Laura Trimble Elbogen et Alexis Zamlich, deux assistantes, ont détaillé des incidents survenus en 2009, alors qu’elles étaient âgées respectivement de 24 et 22 ans. La première, recrutée depuis peu, avait été invitée dans l’appartement de M. Meier à New York pour fêter son embauche. « Quand elle est arrivée, raconte le New York Times, il lui a offert un verre de vin, lui a montré des photographies de femmes nues qu’il avait prises et lui a ensuite demandé de se déshabiller. » Après avoir fait part de cette expérience à sa direction, elle a été mise à pied dans le cadre de ce que l’entreprise lui a présenté, dit-elle, comme la conséquence d’« une réduction des effectifs ».
Mme Zamlich a également été invitée à travailler, chaque vendredi, dans l’appartement de M. Meier pour aider à la conception de collages de l’architecte qui comprenaient, notamment, des images d’organes génitaux féminins. A une occasion, il a baissé son pantalon devant elle, ce qui lui a fait quitter l’appartement. Elle a révélé ce qui s’était passé à d’autres collègues femmes ainsi qu’à des associés de l’entreprise.

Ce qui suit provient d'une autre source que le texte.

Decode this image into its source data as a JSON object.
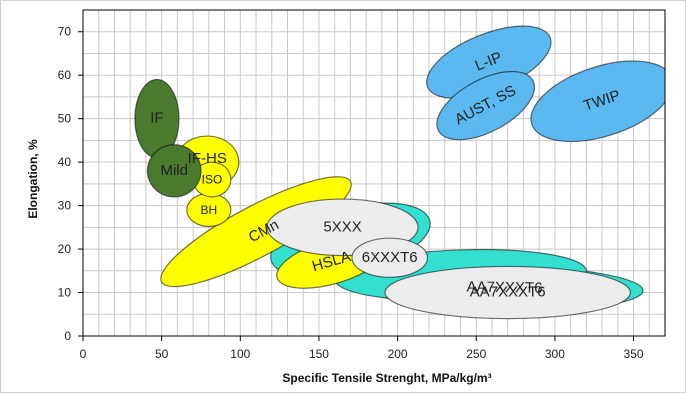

Elle aurait reçu un règlement judiciaire de 150 000 dollars (121 300 euros) assorti d’un accord de confidentialité lui interdisant d’évoquer les circonstances de son départ.
Peignoir ouvert
« Nous avons fait tout ce que nous pouvions pour examiner les réclamations [de Mmes Elbogen et Zamlich] et mettre en place une politique et une formation solides sur le harcèlement sexuel, a déclaré le directeur de l’exploitation de l’agence entre 2003 et 2010, Scott Johnson. Tout le monde y a participé, y compris Richard. »
Stella Lee, autre femme citée par le quotiden, a, elle, commencé à travailler pour Richard Meier en 2000. Mise en garde contre les agissements de l’architecte par la directrice de la communication de l’agence, Lisetta Koe, la jeune femme a consigné par mail le détail des situations auxquelles elle a été confrontée. Ainsi, arrivant à peine dans l’appartement de l’architecte, elle avait trouvé ce dernier vêtu d’un simple peignoir ouvert lui permettant d’exhiber son sexe. Mme Lee dit avoir été « pétrifiée ». Plus tard dans la journée, il l’invitera à se rendre avec lui dans son sauna, ce qu’elle refusera.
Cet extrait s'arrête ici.